Mining Bauxite And Gold In The Atewa Range Is A Crime Against Humanity

The Ghanaian media is failing the ordinary people of our nation. Big time. It is time they sat up - for it is their bounden duty to  protect  our nation and its citizens from being led down a path that will only end in the destruction of our natural  heritage and needless lowering of our quality of life, and that of future generations of our people, as sure as day follows night.

It is alarming that as usual, in typical fashion, the Ghanaian media - a murky world choking with the mediocre, alas - succeeded in failing to take  note of the most profound statement ever made by a Ghanaian politician, since we took our country  back from the British occupiers of our ancestral  landmass, who had colonised it, and from whom as a people we finally wrestled sovereign power in March 1957.
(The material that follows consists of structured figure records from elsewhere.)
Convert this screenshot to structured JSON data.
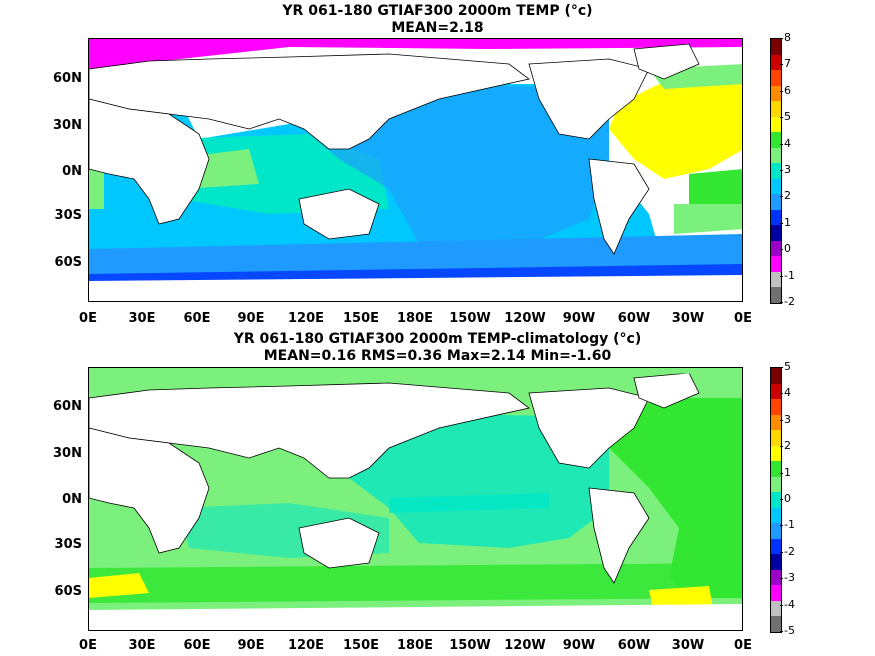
{
  "panels": [
    {
      "title_line1": "YR 061-180 GTIAF300 2000m TEMP (°c)",
      "title_line2": "MEAN=2.18",
      "colorbar": {
        "labels": [
          "8",
          "7",
          "6",
          "5",
          "4",
          "3",
          "2",
          "1",
          "0",
          "-1",
          "-2"
        ],
        "colors": [
          "#7a0000",
          "#cc0000",
          "#ff4500",
          "#ff8c00",
          "#ffd700",
          "#ffff00",
          "#32e632",
          "#7cf07c",
          "#00e6c8",
          "#00c8ff",
          "#1f9bff",
          "#0033ff",
          "#0000a0",
          "#9b00c8",
          "#ff00ff",
          "#c0c0c0",
          "#707070"
        ]
      }
    },
    {
      "title_line1": "YR 061-180 GTIAF300 2000m TEMP-climatology (°c)",
      "title_line2": "MEAN=0.16   RMS=0.36   Max=2.14   Min=-1.60",
      "colorbar": {
        "labels": [
          "5",
          "4",
          "3",
          "2",
          "1",
          "0",
          "-1",
          "-2",
          "-3",
          "-4",
          "-5"
        ],
        "colors": [
          "#7a0000",
          "#cc0000",
          "#ff4500",
          "#ff8c00",
          "#ffd700",
          "#ffff00",
          "#32e632",
          "#7cf07c",
          "#00e6c8",
          "#00c8ff",
          "#1f9bff",
          "#0033ff",
          "#0000a0",
          "#9b00c8",
          "#ff00ff",
          "#c0c0c0",
          "#707070"
        ]
      }
    }
  ],
  "axes": {
    "lat_labels": [
      "60N",
      "30N",
      "0N",
      "30S",
      "60S"
    ],
    "lon_labels": [
      "0E",
      "30E",
      "60E",
      "90E",
      "120E",
      "150E",
      "180E",
      "150W",
      "120W",
      "90W",
      "60W",
      "30W",
      "0E"
    ]
  }
}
In saying, in effect,  that he could develop our nation using the nous and gumption of its people, instead of relying on its natural resources, Dr. Ekow Spio Garbrah raised the bar for political leadership in Ghana. Yet, incredibly, with all the harm to ecosystems being wrought across vast swathes of the Ghanaian countryside by the gold mining industry, not a single media house understood the import of what he was saying. Amazing.

At a time when global climate change is impacting our country so negatively, the blockheaded pursuit of GDP growth without once  stopping to ponder what actually constitutes that growth, is no longer tenable. Now that Spio Garbrah has made it plain that it is better to develop  Ghana using the brainpower of its citizens instead of its natural resources, there can be no excuse for continuing with that myopic foolishness.

The media must demand that the government takes Ghana's committment to the UN SDGs seriously. The time has now come for us to confront our vampire-elites who can't see beyond their noses and think that  destroying our priceless natural heritage by giving out the Atewa Range to foreigners to mine bauxite in,  in exchange for cash amounting to some U.S.$20 billion, is innovative thinking. It is not. It is lunacy and the height of foolishness.  Destroying the Atewa Range by mining bauxite  and gold in it is a crime against humanity. Nothing more, nothing less. The right thing to do is to turn it into a national park - so that it becomes the pillar for a new green economy for Akyem Abuakwa. Now. Not tomorrow. Full stop. We rest our case.